Karim Abdel Karim Darwish (Arabic: كريم درويش; born 1965) is an Egyptian politician and lawyer. He is a member of the Egyptian House of Representatives and the Managing Partner of ILC Egypt.

== Educational Background ==
Karim Darwish graduated from the German school in Dokki, Egypt in 1983. He holds a Bachelor of Economics and a Bachelor of Laws (LLB) from Cairo University. Karim also holds a Master of Economics from the School of Oriental and African Studies in London, United Kingdom. He speaks four languages: Arabic, German, English and French.

== Career ==

Karim worked in the Egyptian Foreign Ministry as a diplomat in the department of international organizations from 1988 to 1992. During 1992 to 2009 he shifted careers and worked in the banking sector where he became regional manager of the Middle East for a number of international and European banks.
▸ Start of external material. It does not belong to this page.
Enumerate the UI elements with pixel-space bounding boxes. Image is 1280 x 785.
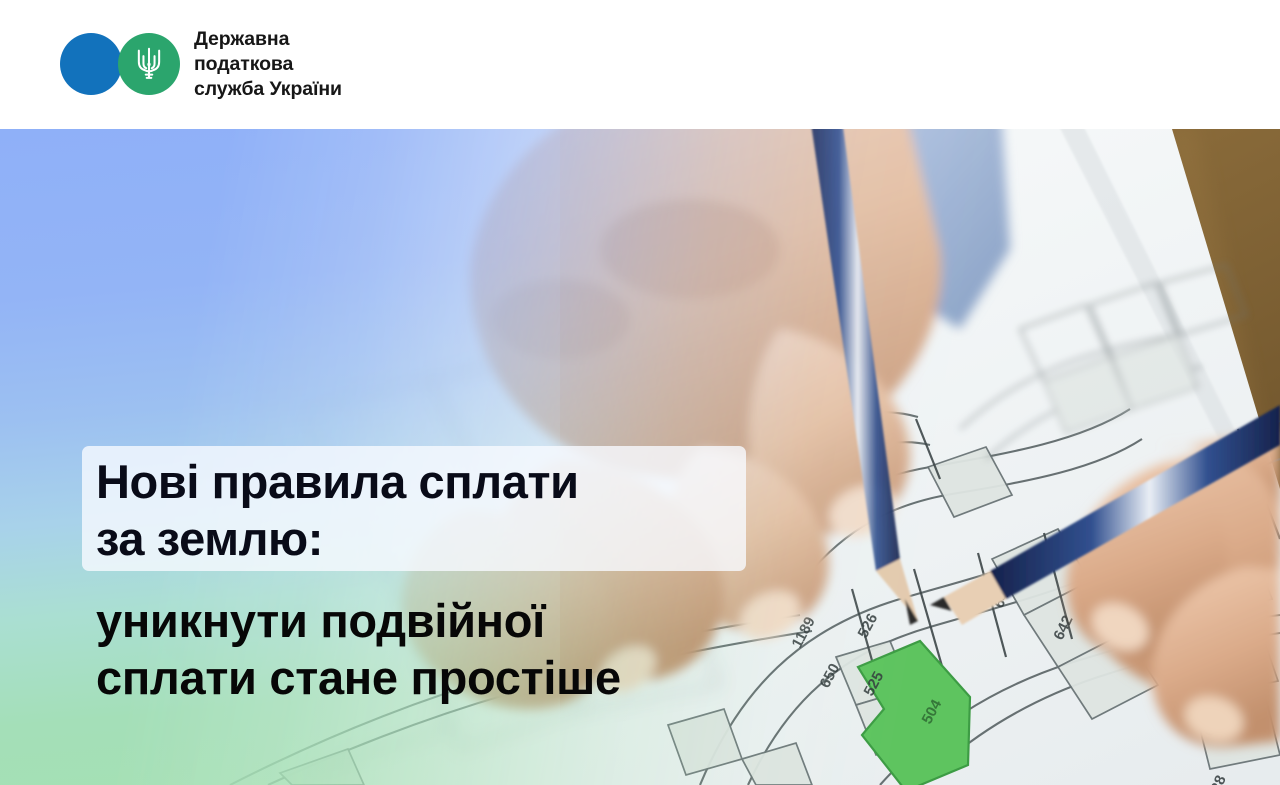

In 2016, Karim was nominated by President Abdel Fattah Al-Sisi to join the Egyptian House of Representatives. He has since been nominated for chairman of the Foreign Relations Committee, president of the Parliamentary Assembly of the Mediterranean, vice-president of the Egypt Support Coalition and assistant secretary-general of the Future of the Nation Party. Outside of his parliamentary responsibilities, Darwish has been involved in various professional activities connected to economic development and international cooperation. In addition to his political career, Darwish is also an early-stage investor in emerging startup projects, including the “Move to Germany” platform, and the Germany-based digital services startup Klevora.

== Family ==
Karim Darwish is married with 3 children. He is the son of Dr. Laila Takla and Dr. Abdel Karim Darwish.